Here are a few tips you can start right now to get your finances in order and help you rebuild your credit.

  • Start looking for work: Now remember, slow and steady is the name of this game, and you might not be ready for the stress and structure of the same 9-5 you had before or during your addiction. However, if you feel ready to step into the workplace, and need cash flow to chip away at those bills, consider working part-time or for a temp agency until you are comfortable leaping back into your career.
  • Obtain a credit report: Don’t wait until you have a regular, steady paycheck; go ahead and get a credit report to assess the reality of your financial situation. A credit report will not only explain your overall credit rating, but, more importantly, it gives you an idea of how much you owe and who you owe it to. You’ll also be able to spot any errors and find out the steps you need to take to fix them.
  • Talk with your creditors: Now it’s time to negotiate. When you admit that you owe money, and you are willing to repay, most creditors will take a seat at the bargaining table. Depending on the amount you owe, you can ask them to increase the repayment period, reduce interest fees, or accept a smaller lump sum payout.
  • Be diligent about paying bills on time: Don’t let your sole focus be on your previous debts; you have to also pay your current bills on time. If you continue paying your bills without missing due dates, your credit score will improve.
  • Create a financial plan: Here’s where your budgeting habits come in. You’re back to work, you’ve talked with the folks who own your past-due bills and you’ve organized your monthly budget so you’re paying bills on time. If you have a lot of payments to catch up on, it’s easy to feel overwhelmed, which can result in emotional strain that can drive you back to your addiction. The best way to combat this is to create a realistic financial plan and stick to it. Part of the strategy, but not all of the strategy, should be how you repay your debts. Set (and celebrate) milestones for repayment, such as knowing that in three months you should have one specific credit card paid off.

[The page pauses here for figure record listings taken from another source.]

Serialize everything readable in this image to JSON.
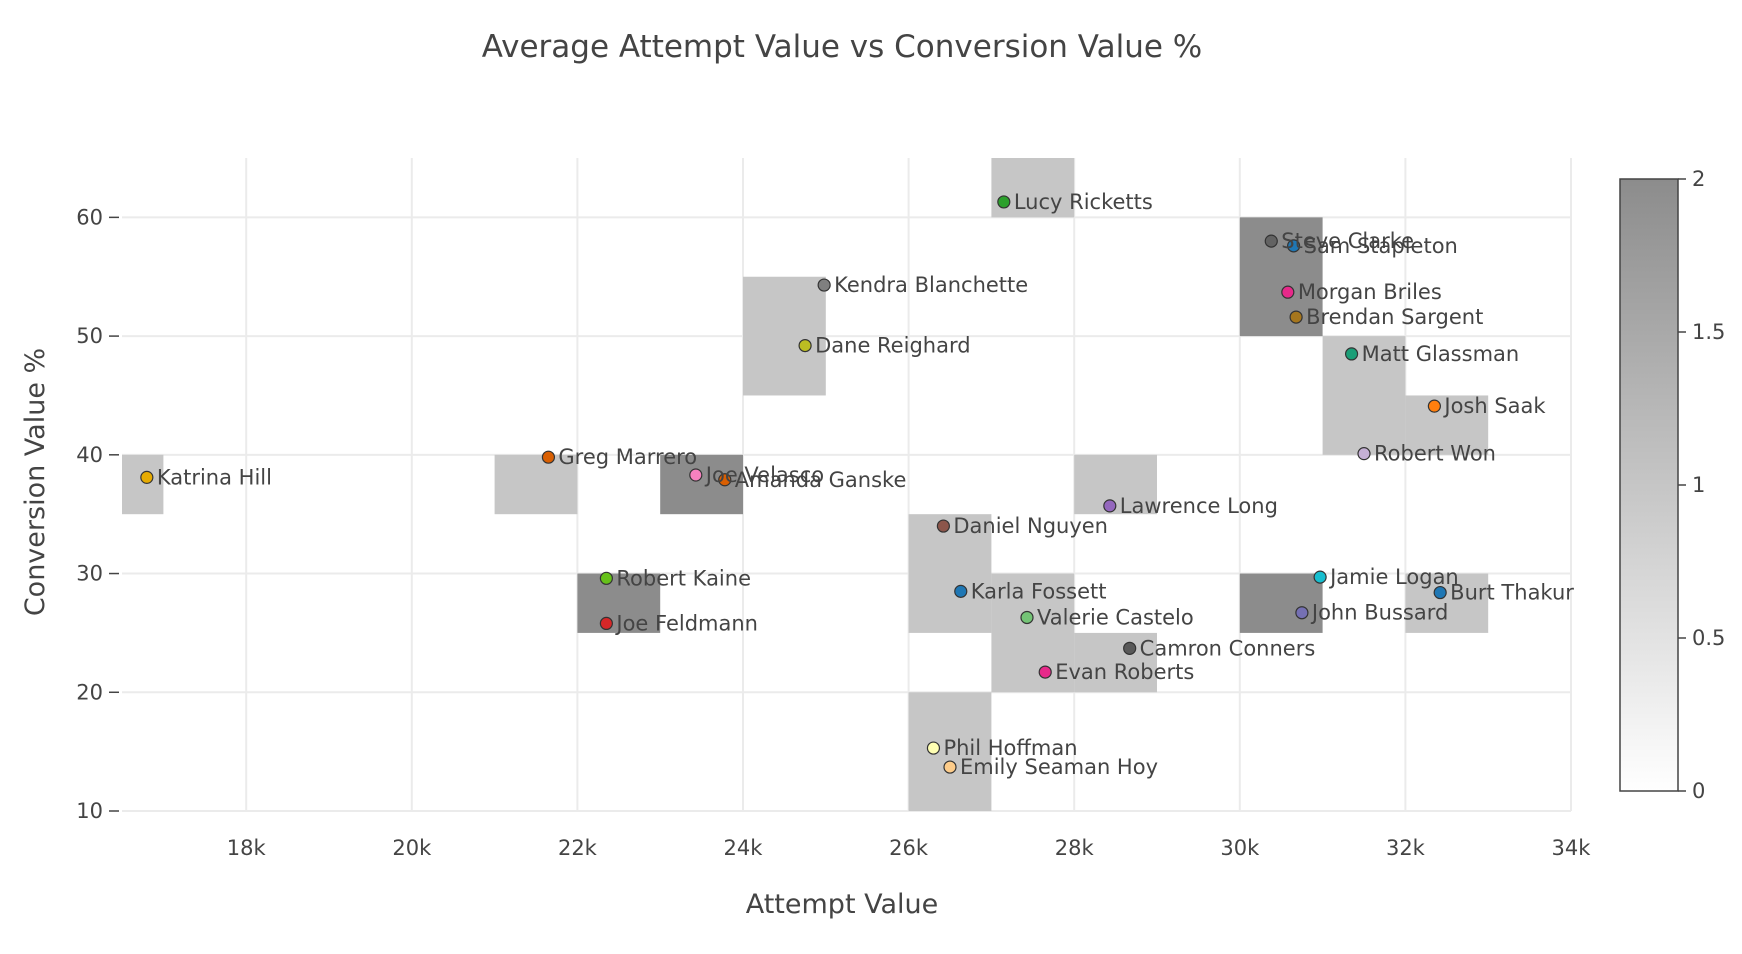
{
  "chart_data": {
    "type": "scatter",
    "title": "Average Attempt Value vs Conversion Value %",
    "xlabel": "Attempt Value",
    "ylabel": "Conversion Value %",
    "xlim": [
      16500,
      34000
    ],
    "ylim": [
      10,
      65
    ],
    "xticks": [
      {
        "value": 18000,
        "label": "18k"
      },
      {
        "value": 20000,
        "label": "20k"
      },
      {
        "value": 22000,
        "label": "22k"
      },
      {
        "value": 24000,
        "label": "24k"
      },
      {
        "value": 26000,
        "label": "26k"
      },
      {
        "value": 28000,
        "label": "28k"
      },
      {
        "value": 30000,
        "label": "30k"
      },
      {
        "value": 32000,
        "label": "32k"
      },
      {
        "value": 34000,
        "label": "34k"
      }
    ],
    "yticks": [
      {
        "value": 10,
        "label": "10"
      },
      {
        "value": 20,
        "label": "20"
      },
      {
        "value": 30,
        "label": "30"
      },
      {
        "value": 40,
        "label": "40"
      },
      {
        "value": 50,
        "label": "50"
      },
      {
        "value": 60,
        "label": "60"
      }
    ],
    "points": [
      {
        "name": "Lucy Ricketts",
        "x": 27150,
        "y": 61.3,
        "color": "#2ca02c"
      },
      {
        "name": "Steve Clarke",
        "x": 30380,
        "y": 58.0,
        "color": "#636363"
      },
      {
        "name": "Sam Stapleton",
        "x": 30650,
        "y": 57.6,
        "color": "#1f77b4"
      },
      {
        "name": "Kendra Blanchette",
        "x": 24980,
        "y": 54.3,
        "color": "#7f7f7f"
      },
      {
        "name": "Morgan Briles",
        "x": 30580,
        "y": 53.7,
        "color": "#e7298a"
      },
      {
        "name": "Brendan Sargent",
        "x": 30680,
        "y": 51.6,
        "color": "#a6761d"
      },
      {
        "name": "Dane Reighard",
        "x": 24750,
        "y": 49.2,
        "color": "#bcbd22"
      },
      {
        "name": "Matt Glassman",
        "x": 31350,
        "y": 48.5,
        "color": "#1b9e77"
      },
      {
        "name": "Josh Saak",
        "x": 32350,
        "y": 44.1,
        "color": "#ff7f0e"
      },
      {
        "name": "Robert Won",
        "x": 31500,
        "y": 40.1,
        "color": "#c5b0d5"
      },
      {
        "name": "Greg Marrero",
        "x": 21650,
        "y": 39.8,
        "color": "#d95f02"
      },
      {
        "name": "Katrina Hill",
        "x": 16800,
        "y": 38.1,
        "color": "#e6ab02"
      },
      {
        "name": "Joe Velasco",
        "x": 23430,
        "y": 38.3,
        "color": "#f781bf"
      },
      {
        "name": "Amanda Ganske",
        "x": 23780,
        "y": 37.9,
        "color": "#d95f02"
      },
      {
        "name": "Lawrence Long",
        "x": 28430,
        "y": 35.7,
        "color": "#9467bd"
      },
      {
        "name": "Daniel Nguyen",
        "x": 26420,
        "y": 34.0,
        "color": "#8c564b"
      },
      {
        "name": "Jamie Logan",
        "x": 30970,
        "y": 29.7,
        "color": "#17becf"
      },
      {
        "name": "Robert Kaine",
        "x": 22350,
        "y": 29.6,
        "color": "#66c11a"
      },
      {
        "name": "Burt Thakur",
        "x": 32420,
        "y": 28.4,
        "color": "#1f77b4"
      },
      {
        "name": "Karla Fossett",
        "x": 26630,
        "y": 28.5,
        "color": "#1f77b4"
      },
      {
        "name": "John Bussard",
        "x": 30750,
        "y": 26.7,
        "color": "#7570b3"
      },
      {
        "name": "Valerie Castelo",
        "x": 27430,
        "y": 26.3,
        "color": "#74c476"
      },
      {
        "name": "Joe Feldmann",
        "x": 22350,
        "y": 25.8,
        "color": "#d62728"
      },
      {
        "name": "Camron Conners",
        "x": 28670,
        "y": 23.7,
        "color": "#595959"
      },
      {
        "name": "Evan Roberts",
        "x": 27650,
        "y": 21.7,
        "color": "#e7298a"
      },
      {
        "name": "Phil Hoffman",
        "x": 26300,
        "y": 15.3,
        "color": "#ffffb3"
      },
      {
        "name": "Emily Seaman Hoy",
        "x": 26500,
        "y": 13.7,
        "color": "#fdcc8a"
      }
    ],
    "density_bins": [
      {
        "x0": 16500,
        "x1": 17000,
        "y0": 35,
        "y1": 40,
        "count": 1
      },
      {
        "x0": 21000,
        "x1": 22000,
        "y0": 35,
        "y1": 40,
        "count": 1
      },
      {
        "x0": 23000,
        "x1": 24000,
        "y0": 35,
        "y1": 40,
        "count": 2
      },
      {
        "x0": 22000,
        "x1": 23000,
        "y0": 25,
        "y1": 30,
        "count": 2
      },
      {
        "x0": 24000,
        "x1": 25000,
        "y0": 45,
        "y1": 55,
        "count": 1
      },
      {
        "x0": 27000,
        "x1": 28000,
        "y0": 60,
        "y1": 65,
        "count": 1
      },
      {
        "x0": 30000,
        "x1": 31000,
        "y0": 50,
        "y1": 60,
        "count": 2
      },
      {
        "x0": 31000,
        "x1": 32000,
        "y0": 40,
        "y1": 50,
        "count": 1
      },
      {
        "x0": 32000,
        "x1": 33000,
        "y0": 40,
        "y1": 45,
        "count": 1
      },
      {
        "x0": 28000,
        "x1": 29000,
        "y0": 35,
        "y1": 40,
        "count": 1
      },
      {
        "x0": 26000,
        "x1": 27000,
        "y0": 25,
        "y1": 35,
        "count": 1
      },
      {
        "x0": 27000,
        "x1": 28000,
        "y0": 20,
        "y1": 30,
        "count": 1
      },
      {
        "x0": 28000,
        "x1": 29000,
        "y0": 20,
        "y1": 25,
        "count": 1
      },
      {
        "x0": 30000,
        "x1": 31000,
        "y0": 25,
        "y1": 30,
        "count": 2
      },
      {
        "x0": 32000,
        "x1": 33000,
        "y0": 25,
        "y1": 30,
        "count": 1
      },
      {
        "x0": 26000,
        "x1": 27000,
        "y0": 10,
        "y1": 20,
        "count": 1
      }
    ],
    "colorbar": {
      "min": 0,
      "max": 2,
      "ticks": [
        {
          "value": 0,
          "label": "0"
        },
        {
          "value": 0.5,
          "label": "0.5"
        },
        {
          "value": 1,
          "label": "1"
        },
        {
          "value": 1.5,
          "label": "1.5"
        },
        {
          "value": 2,
          "label": "2"
        }
      ],
      "color_low": "#ffffff",
      "color_high": "#8c8c8c"
    },
    "grid": true,
    "legend": "none"
  }
}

 assessing financial damage after addiction

Connect with a financial counselor

If you have access to a financial counselor, you’ll have an invaluable cheerleader helping you sift through all the debt that’s piled up, while also preparing for the future you want. A financial counselor can guide you on a journey to reduce or even eliminate your debt. Financial counselors may also advise you on how or who is best to control household finances, so that if a relapse were to occur, you’d be able to safeguard your money and credit, and avoid winding up in this situation again. A financial counselor can also assess your specific financial circumstances and propose financial recovery plan that works in a way and at a pace that’s right for you.

Most importantly, be patient and compassionate with yourself. You have come so far, so don’t let the distance still ahead intimidate you. You have a right to a happy, healthy life, and settling and securing your finances is one way to ease your road to recovery. Take your time and be honest with yourself and others. Financial burden is a major cause of stress, and a serious trigger for many people with addiction. Let people know you’re working on it, but that you have to achieve financial stability in your own time.